FOTOGRAFIA PARA UMBANDA: “A UMBANDA É UNIÃO”

- A comunidade ia chegando devagar, buscando onde sentar, assentando o silêncio nos sussurros do terreiro. Umbandistas saíam de dentro da casa, alguns com trajes brancos, outros com cores que expressavam as entidades, elevando as boas-vindas. No início eram três, depois vieram mais quatro, agora eram mais de sete corpos encantados formando de pouco em pouco uma roda e, em seguida, gira. Abrindo as mãos, revelando batuques, defumando a construção; da gira de Exu até a gira de Erês, os cantos se misturam ao som do coração, que se confunde com o tambor; os cheiros se misturam ao ar das palmas. Olhos ávidos - às vezes sonolentos, às vezes exauridos - presenciam a espera. Esperar é um ato importante na Umbanda.

             Belo Horizonte, Minas Gerais. A descrição se fez em uma noite de Exu e reaparece como fotografias na memória. É uma descrição única, tal qual o terreiro visitado e sua forma de existência; e assim serão as séries fotográficas apresentadas por Rogério Argolo compondo uma década de história imagética de parte da Umbanda vivente na capital mineira e região metropolitana.

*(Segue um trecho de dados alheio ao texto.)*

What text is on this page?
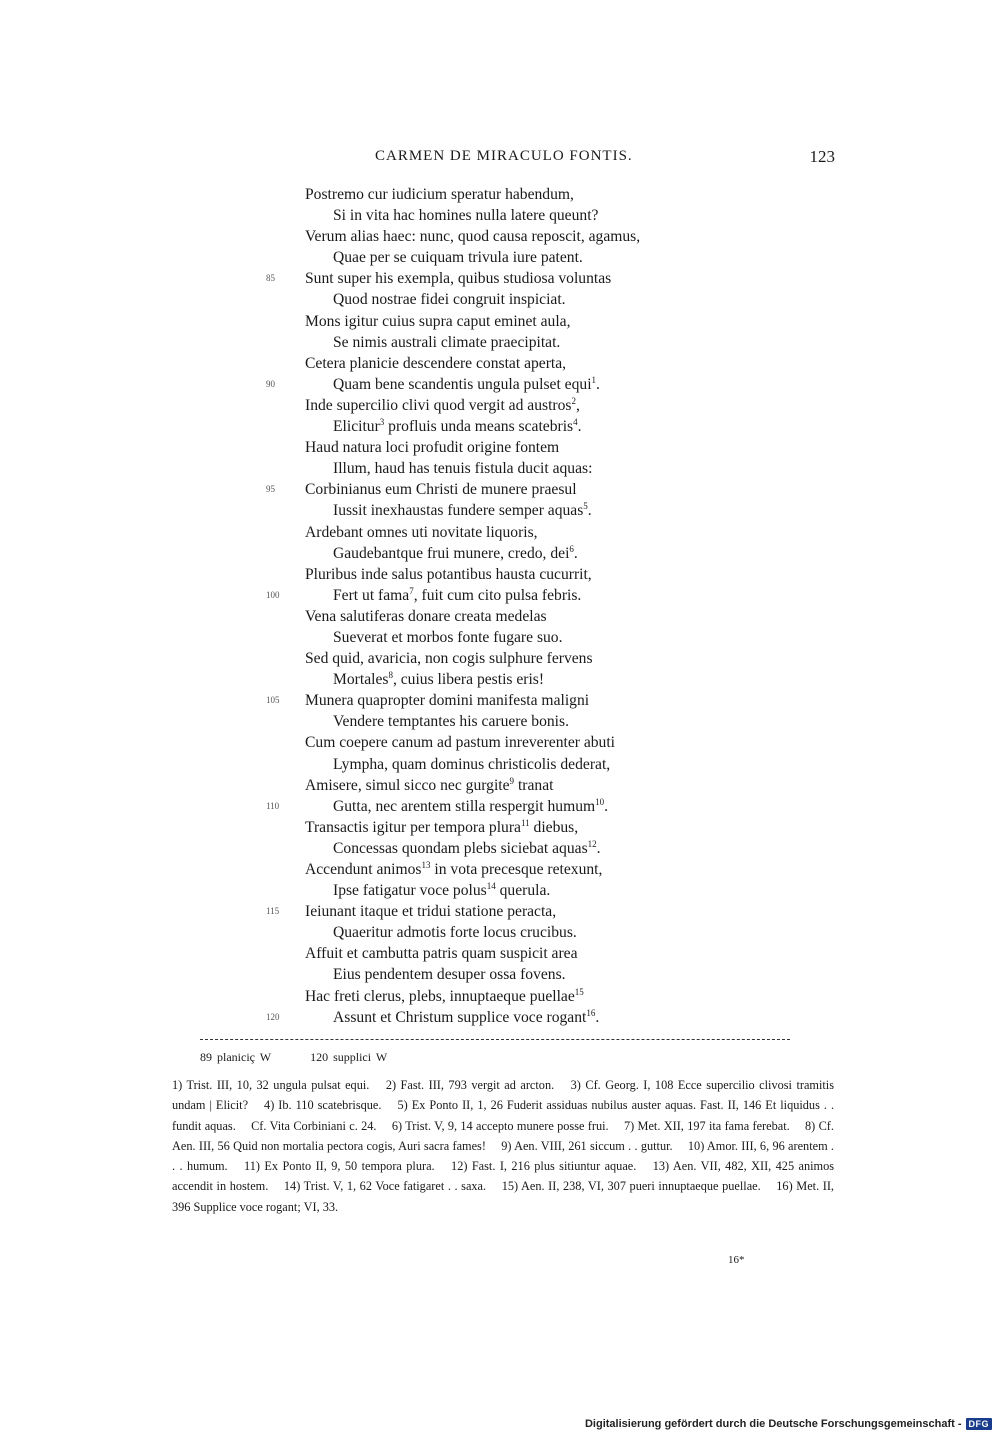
CARMEN DE MIRACULO FONTIS.	123
Postremo cur iudicium speratur habendum,
Si in vita hac homines nulla latere queunt?
Verum alias haec: nunc, quod causa reposcit, agamus,
Quae per se cuiquam trivula iure patent.
85 Sunt super his exempla, quibus studiosa voluntas
Quod nostrae fidei congruit inspiciat.
Mons igitur cuius supra caput eminet aula,
Se nimis australi climate praecipitat.
Cetera planicie descendere constat aperta,
90	Quam bene scandentis ungula pulset equi$^1$.
Inde supercilio clivi quod vergit ad austros$^2$,
Elicitur$^3$ profluis unda means scatebris$^4$.
Haud natura loci profudit origine fontem
Illum, haud has tenuis fistula ducit aquas:
95 Corbinianus eum Christi de munere praesul
Iussit inexhaustas fundere semper aquas$^5$.
Ardebant omnes uti novitate liquoris,
Gaudebantque frui munere, credo, dei$^6$.
Pluribus inde salus potantibus hausta cucurrit,
100	Fert ut fama$^7$, fuit cum cito pulsa febris.
Vena salutiferas donare creata medelas
Sueverat et morbos fonte fugare suo.
Sed quid, avaricia, non cogis sulphure fervens
Mortales$^8$, cuius libera pestis eris!
105 Munera quapropter domini manifesta maligni
Vendere temptantes his caruere bonis.
Cum coepere canum ad pastum inreverenter abuti
Lympha, quam dominus christicolis dederat,
Amisere, simul sicco nec gurgite$^9$ tranat
110	Gutta, nec arentem stilla respergit humum$^{10}$.
Transactis igitur per tempora plura$^{11}$ diebus,
Concessas quondam plebs siciebat aquas$^{12}$.
Accendunt animos$^{13}$ in vota precesque retexunt,
Ipse fatigatur voce polus$^{14}$ querula.
115 Ieiunant itaque et tridui statione peracta,
Quaeritur admotis forte locus crucibus.
Affuit et cambutta patris quam suspicit area
Eius pendentem desuper ossa fovens.
Hac freti clerus, plebs, innuptaeque puellae$^{15}$
120	Assunt et Christum supplice voce rogant$^{16}$.
89 planiciç W	120 supplici W
1) Trist. III, 10, 32 ungula pulsat equi. 2) Fast. III, 793 vergit ad arcton. 3) Cf. Georg. I, 108 Ecce supercilio clivosi tramitis undam | Elicit? 4) Ib. 110 scatebrisque. 5) Ex Ponto II, 1, 26 Fuderit assiduas nubilus auster aquas. Fast. II, 146 Et liquidus . . fundit aquas. Cf. Vita Corbiniani c. 24. 6) Trist. V, 9, 14 accepto munere posse frui. 7) Met. XII, 197 ita fama ferebat. 8) Cf. Aen. III, 56 Quid non mortalia pectora cogis, Auri sacra fames! 9) Aen. VIII, 261 siccum . . guttur. 10) Amor. III, 6, 96 arentem . . . humum. 11) Ex Ponto II, 9, 50 tempora plura. 12) Fast. I, 216 plus sitiuntur aquae. 13) Aen. VII, 482, XII, 425 animos accendit in hostem. 14) Trist. V, 1, 62 Voce fatigaret . . saxa. 15) Aen. II, 238, VI, 307 pueri innuptaeque puellae. 16) Met. II, 396 Supplice voce rogant; VI, 33.
16*
Digitalisierung gefördert durch die Deutsche Forschungsgemeinschaft - DFG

            São apresentadas fotos de dezesseis locais que se autodenominam terreiros, cabanas, centros, casas, tendas, templos ou fraternidades, que se dividem nas regiões centro-sul, noroeste, leste e venda nova de Belo Horizonte. Em um mapeamento realizado em 2010 listou-se 353 espaços de Comunidades Tradicionais de Terreiro, na Região Metropolitana de Belo Horizonte. Destas, ao menos 75 são de Umbanda, número expressivo e que afeta a dinâmica da cidade, afinal, como destaca Maria de Lourdes Siqueira, esses lugares “são lugares de saberes, centros de aprendizagem, ou seja, espaços de cultura e tradição.”, onde observamos, por exemplo, o conhecimentos sobre plantas, a politização perante a dimensão do racismo e estigmas que pairam sobre a cultura afro, dentre outras ações comunitárias desenvolvidas direta e indiretamente a partir das pessoas envolvidas. Nesses espaços, marcados pela solidariedade social, há ações que destinam-se ao cuidado e cura e, nesse momento, Rogério Argolo encontrou também a manifestação religiosa permeada pela combinação de vários elementos do catolicismo, do espiritismo e das práticas afro-indígenas brasileiras.
             Acompanharemos dois feitos importantes nessa imersão visual: a trajetória de um fotógrafo no seu interesse inaugural pela fotografia e aperfeiçoamento ao longo dos anos; e a transmissão histórica, até então tímida, relacionada ao registro das Umbandas. Tem-se um resgate imagético-social orientador de possíveis estudos presentes e futuros, a importante trajetória de uma década de manifestações onde a maioria resiste ao tempo e com o tempo.
             As fotografias realizadas por Argolo, divididas em quatro séries que colocam a técnica a serviço da apresentação do que pode ser a Umbanda, serão entendidas como “algo que está além ou aquém do registro feito por um dispositivo óptico (...); imagem como algo que você constrói.”(CHIKAOKA, 2015)3, entendendo que antes de ser captada, há uma memória sobre a imagem que vem do campo sensorial. Isso se explica assimilando que antes da máquina fotográfica, estão os seres e toda sua carga verdadeiramente íntima e social. E que carga íntima e social levaria um fotógrafo como Argolo a registrar uma religião tão específica? Qual a carga verdadeiramente íntima e social dos frequentadores da Umbanda a ponto de rejeitarem ser fotografados, em um primeiro momento, temendo transtornos visto o imaginário social construído sobre seus ritos? Deixemos aos nossos olhos uma busca por tais explicações.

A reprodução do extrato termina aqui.